Então, quando entra, igual as vagas nas universidades, quando entra um número pequeno de pessoas negras, às vezes é uma pessoa, e está trabalhando ali, vocês acreditam? Uma! Mas, antes, tinha zero! Começa toda uma campanha de desmoralização com os ataques ao chamado !identitarismo" e a tal da Agenda Woke! Eu nem sabia dessas coisas, nem de identitarismo1
A vida inteira, eu lutei pela construção de uma identidade negra, uma identidade com autoestima, com aquela felicidade de ser negra, olhando-se no espelho e feliz com o que via, sem negar o seu cabelo, sem ficar sonhando em se casar com uma pessoa branca para clarear o útero. Porque isso aí se falou para as nossas mulheres. Nós trabalhamos para a construção da nossa identidade, sim. Porque, em geral, as pessoas brancas não têm a mais pálida ideia do que a população negra passa em nosso país! Não têm a mais pálida ideia do que é uma criança negra ter que sair da escola pequenininha, porque não aguenta ofensas e injúrias raciais na escola! Eu, por exemplo, comecei a matar aula, eu devia ter o quê? Eu entrei na escola primária com seis anos e meio. Eu devia estar com sete anos e meio, oito anos, comecei a matar aula por razões raciais, humilhação racial, discriminação, grosseria em relação ao meu cabelo, em relação à minha cor. Aí, eu estava falando sobre isso numa entrevista na TV Assembleia, e a pessoa que estava comigo, sendo entrevistada também, o professor Rodrigo de Jesus, da UFMG, disse o seguinte, olha, Diva, minha filha tem cinco anos e teve problema de racismo na escola. Aí a gente é atacado, é atacado! Somos chamados de minorias, que não têm a compreensão de que o problema maior na sociedade brasileira é a classe social, a exploração de classe.
Washington Clark dos Santos:Caminhando para o final de nossa conversa, repriso os meus agradecimentos, desejando vida longa, saúde e sucesso na divulgação do seu livro. Deixo este espaço para suas considerações finais. Grande beijo.

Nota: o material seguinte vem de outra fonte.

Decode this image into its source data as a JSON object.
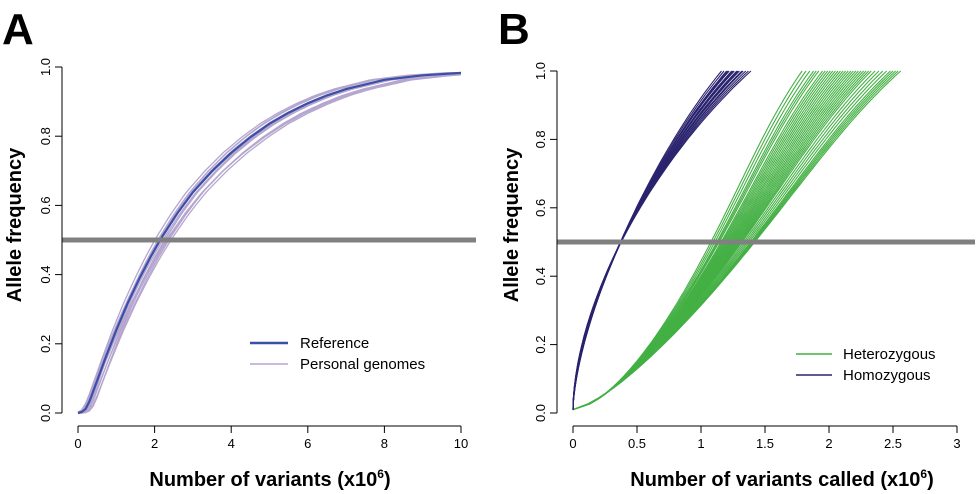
{
  "panels": [
    {
      "letter": "A",
      "xlabel_main": "Number of variants (x10",
      "xlabel_sup": "6",
      "xlabel_end": ")",
      "ylabel": "Allele frequency",
      "legend_items": [
        "Reference",
        "Personal genomes"
      ]
    },
    {
      "letter": "B",
      "xlabel_main": "Number of variants called (x10",
      "xlabel_sup": "6",
      "xlabel_end": ")",
      "ylabel": "Allele frequency",
      "legend_items": [
        "Heterozygous",
        "Homozygous"
      ]
    }
  ],
  "chart_data": [
    {
      "type": "line",
      "panel": "A",
      "xlim": [
        0,
        10
      ],
      "ylim": [
        0,
        1
      ],
      "x_ticks": [
        0,
        2,
        4,
        6,
        8,
        10
      ],
      "x_tick_labels": [
        "0",
        "2",
        "4",
        "6",
        "8",
        "10"
      ],
      "y_ticks": [
        0,
        0.2,
        0.4,
        0.6,
        0.8,
        1.0
      ],
      "y_tick_labels": [
        "0.0",
        "0.2",
        "0.4",
        "0.6",
        "0.8",
        "1.0"
      ],
      "hline": 0.5,
      "legend_position": "bottom-right",
      "series": [
        {
          "name": "Reference",
          "color": "#3a4fa8",
          "x": [
            0,
            0.1,
            0.2,
            0.3,
            0.5,
            0.7,
            1.0,
            1.3,
            1.6,
            1.9,
            2.2,
            2.6,
            3.0,
            3.5,
            4.0,
            4.5,
            5.0,
            5.5,
            6.0,
            6.5,
            7.0,
            8.0,
            9.0,
            10.0
          ],
          "y": [
            0.0,
            0.003,
            0.012,
            0.034,
            0.094,
            0.154,
            0.24,
            0.318,
            0.388,
            0.452,
            0.51,
            0.578,
            0.638,
            0.699,
            0.752,
            0.797,
            0.836,
            0.868,
            0.895,
            0.918,
            0.936,
            0.963,
            0.976,
            0.983
          ]
        },
        {
          "name": "Personal genomes",
          "color": "#b5a6cf",
          "lines": [
            {
              "shift": -0.08,
              "scale": 0.97
            },
            {
              "shift": -0.04,
              "scale": 1.0
            },
            {
              "shift": 0.0,
              "scale": 1.03
            },
            {
              "shift": 0.05,
              "scale": 0.94
            },
            {
              "shift": 0.09,
              "scale": 0.99
            },
            {
              "shift": 0.13,
              "scale": 0.96
            },
            {
              "shift": -0.02,
              "scale": 0.92
            },
            {
              "shift": 0.17,
              "scale": 1.02
            },
            {
              "shift": 0.07,
              "scale": 1.05
            },
            {
              "shift": -0.06,
              "scale": 1.04
            },
            {
              "shift": 0.11,
              "scale": 0.93
            },
            {
              "shift": 0.02,
              "scale": 0.98
            }
          ]
        }
      ]
    },
    {
      "type": "line",
      "panel": "B",
      "xlim": [
        0,
        3
      ],
      "ylim": [
        0,
        1
      ],
      "x_ticks": [
        0,
        0.5,
        1,
        1.5,
        2,
        2.5,
        3
      ],
      "x_tick_labels": [
        "0",
        "0.5",
        "1",
        "1.5",
        "2",
        "2.5",
        "3"
      ],
      "y_ticks": [
        0,
        0.2,
        0.4,
        0.6,
        0.8,
        1.0
      ],
      "y_tick_labels": [
        "0.0",
        "0.2",
        "0.4",
        "0.6",
        "0.8",
        "1.0"
      ],
      "hline": 0.5,
      "legend_position": "bottom-right",
      "series": [
        {
          "name": "Heterozygous",
          "color": "#44b044",
          "y_start": 0.01,
          "endpoints_x": [
            1.79,
            1.82,
            1.85,
            1.88,
            1.9,
            1.92,
            1.95,
            1.97,
            1.99,
            2.01,
            2.03,
            2.05,
            2.07,
            2.09,
            2.11,
            2.13,
            2.15,
            2.17,
            2.19,
            2.21,
            2.23,
            2.25,
            2.27,
            2.29,
            2.31,
            2.33,
            2.36,
            2.39,
            2.42,
            2.45,
            2.48,
            2.5,
            2.52,
            2.54,
            2.56
          ]
        },
        {
          "name": "Homozygous",
          "color": "#2a236e",
          "y_start": 0.01,
          "endpoints_x": [
            1.16,
            1.18,
            1.2,
            1.21,
            1.22,
            1.24,
            1.25,
            1.26,
            1.28,
            1.29,
            1.3,
            1.32,
            1.33,
            1.35,
            1.37,
            1.39
          ]
        }
      ]
    }
  ]
}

Diva Moreira:Para terminar, eu quero dizer que a despeito de tudo isso que eu estou falando, que pode parecer muito muito pessimista e a diva não está vendo nada que presta no nosso país, eu quero dizer o seguinte, eu estou muito feliz com a pujança dos movimentos sociais negros, sobretudo dos movimentos culturais da juventude negra. Então, está havendo uma produção teórica muito boa, respeitável do nosso povo! No ano que vem, as mulheres negras vão fazer uma marcha em Brasília pró-reparações. Eu estou com muito cuidado trabalhando a agenda de reparações para dar a minha contribuição. Você está aí, sabe, com o seu podcast, tratando das questões raciais. Então, a despeito da imobilidade da estrutura racial no Brasil, como é rígida, como é difícil da gente quebrar essa estrutura racial, o nosso povo tem produzido muitas mudanças. E, com certeza, com certeza, não daqui a 100 anos, mas daqui a uns 20 anos, por exemplo, nós vamos ver transformações fundamentais, transformações extraordinárias no Brasil. Muito obrigada, Washington, pela oportunidade. Fique bem e, a todos os ouvintes do seu podcast, que neste 20 de novembro, Dia Nacional da Consciência Negra, nós possamos oferecer para o nosso povo tudo que o nosso povo merece: Justiça, igualdade e fraternidade! Grande abraço!
Washington Clark dos Santos:Honoráveis Ouvintes! Este foi o episódio especial do Hextramuros, em comemoração ao Dia Nacional da Consciência Negra. Neste conteúdo, conversei com Diva Moreira, ícone da representatividade da mulher negra brasileira.